Translation: it is possible to find fake crab safe for shellfish allergics who aren’t allergic to fish, but you have to be VERY careful about the ingredients.

Most of today’s commercially made fake crab is made from “surimi” which is essentially ground and formed whitefish (cod, pollack, tilapia, etc.) But it may be labeled just as “surimi” which tells you nothing of origin. If you can get it properly labeled with all ingredients you should be able to find something suitable with the caution that mislabeling and/or cross-contamination may be a serious risk.

All foods that contain allergens must have an allergy statement contiguous with the ingredient statement, so if the fake crabmeat contains any shellfish flavoring it must state contains: shellfish on the label. This doesn’t help with restaurants though, unless they have the packaging available. I have a moderate to severe shellfish allergy and have not had a problem at sushi restaurants when I just speak to the sushi chefs.

One other thing to note about these types of allergies, if it is a true allergy, a histamine reaction, the reaction can become more severe with repeated exposure.

Gout is caused by purines. Your body needs these to function, but gouty people are sensitive to large amounts, and they cause uric acid crystals to build up around joints or areas of trauma in your body. Which is, as you can imagine, painful as fuck.

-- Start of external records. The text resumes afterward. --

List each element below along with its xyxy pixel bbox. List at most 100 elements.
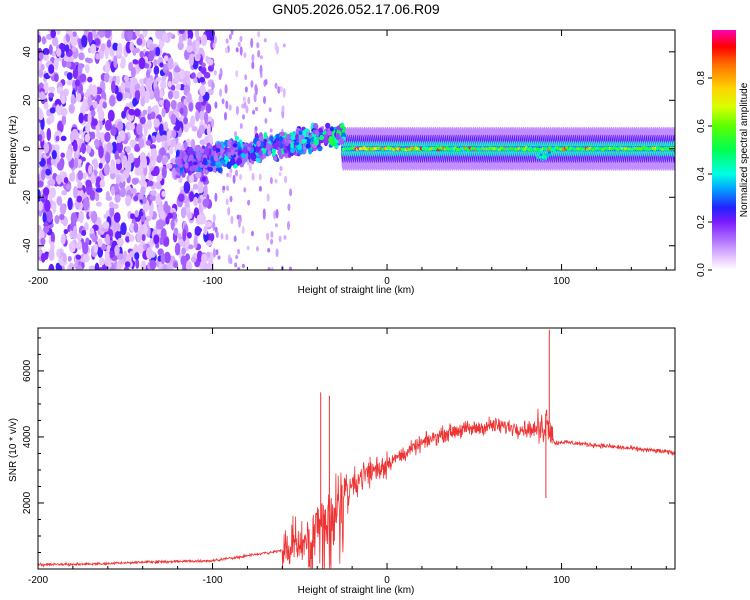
spectrogram-cell <box>175 149 180 158</box>
spectrogram-cell <box>158 88 164 99</box>
spectrogram-cell <box>226 185 230 191</box>
spectrogram-cell <box>242 96 246 102</box>
spectrogram-cell <box>123 92 131 99</box>
spectrogram-cell <box>134 30 141 37</box>
spectrogram-cell <box>87 76 93 83</box>
spectrogram-cell <box>124 261 131 268</box>
spectrogram-cell <box>191 72 196 80</box>
spectrogram-cell <box>142 30 148 38</box>
spectrogram-cell <box>246 245 250 251</box>
spectrogram-cell <box>227 206 231 216</box>
spectrogram-cell <box>263 132 268 140</box>
spectrogram-cell <box>176 158 182 167</box>
spectrogram-cell <box>132 97 138 107</box>
spectrogram-cell <box>59 213 65 221</box>
spectrogram-cell <box>219 88 223 97</box>
spectrogram-cell <box>226 172 230 178</box>
spectrogram-cell <box>270 238 274 245</box>
spectrogram-cell <box>168 145 174 155</box>
spectrogram-cell <box>111 141 118 154</box>
spectrogram-cell <box>82 197 90 211</box>
spectrogram-cell <box>148 43 155 51</box>
spectrogram-ytick-label: -40 <box>22 238 33 253</box>
spectrogram-cell <box>228 171 232 179</box>
spectrogram-cell <box>235 70 239 78</box>
spectrogram-cell <box>250 80 254 88</box>
spectrogram-cell <box>114 194 121 203</box>
spectrogram-cell <box>107 262 112 268</box>
spectrogram-cell <box>38 69 44 78</box>
snr-xtick-label: 100 <box>553 575 570 586</box>
spectrogram-cell <box>182 105 188 118</box>
spectrogram-cell <box>269 177 273 185</box>
spectrogram-cell <box>274 178 278 184</box>
spectrogram-cell <box>38 34 42 43</box>
spectrogram-cell <box>80 142 87 154</box>
spectrogram-cell <box>56 177 62 185</box>
spectrogram-cell <box>225 38 229 44</box>
spectrogram-cell <box>149 259 157 270</box>
spectrogram-cell <box>120 222 127 236</box>
spectrogram-cell <box>102 101 107 109</box>
spectrogram-cell <box>267 248 271 253</box>
spectrogram-cell <box>50 231 55 244</box>
spectrogram-cell <box>193 236 198 249</box>
spectrogram-cell <box>218 161 222 168</box>
snr-xtick-label: -100 <box>203 575 223 586</box>
spectrogram-cell <box>308 147 313 155</box>
spectrogram-cell <box>241 226 245 234</box>
spectrogram-xtick-label: -100 <box>203 276 223 287</box>
spectrogram-cell <box>239 174 243 180</box>
spectrogram-cell <box>204 111 209 125</box>
spectrogram-cell <box>38 60 42 67</box>
spectrogram-cell <box>52 200 57 214</box>
spectrogram-cell <box>42 212 47 224</box>
spectrogram-cell <box>228 104 232 111</box>
spectrogram-cell <box>55 135 60 142</box>
spectrogram-cell <box>175 167 181 173</box>
spectrogram-cell <box>133 59 139 65</box>
spectrogram-cell <box>50 157 56 166</box>
spectrogram-cell <box>95 187 103 193</box>
snr-xtick-label: 0 <box>384 575 390 586</box>
spectrogram-cell <box>139 211 144 217</box>
spectrogram-cell <box>237 41 241 47</box>
spectrogram-cell <box>178 176 183 184</box>
spectrogram-cell <box>88 84 94 92</box>
spectrogram-cell <box>46 127 52 141</box>
spectrogram-cell <box>109 95 116 107</box>
spectrogram-cell <box>180 255 187 267</box>
spectrogram-cell <box>38 134 43 142</box>
spectrogram-cell <box>62 252 67 263</box>
spectrogram-cell <box>81 35 88 48</box>
spectrogram-cell <box>235 169 238 177</box>
spectrogram-cell <box>336 125 341 130</box>
spectrogram-cell <box>244 74 248 81</box>
spectrogram-cell <box>258 185 262 192</box>
spectrogram-cell <box>170 99 177 110</box>
spectrogram-cell <box>134 108 141 117</box>
spectrogram-cell <box>161 166 167 179</box>
spectrogram-cell <box>186 30 194 40</box>
spectrogram-cell <box>271 147 277 154</box>
spectrogram-cell <box>115 158 121 165</box>
spectrogram-cell <box>88 164 93 175</box>
spectrogram-cell <box>108 250 115 259</box>
spectrogram-cell <box>171 129 177 139</box>
spectrogram-cell <box>130 187 137 195</box>
spectrogram-cell <box>189 191 195 202</box>
spectrogram-cell <box>87 31 93 44</box>
spectrogram-cell <box>322 136 329 144</box>
spectrogram-cell <box>205 103 212 114</box>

Some fish have high concentrations of purines, as do some shellfish, but it varies by creature.

If you have relatively minor gout, you don’t have to alter your diet that much, you just have to drink water pretty much constantly to flush your system clear.

If you have more serious gout, talk to yur doc about a list of foods to avoid (or check the mayo clinic guide online) and STILL keep drinking assloads of water.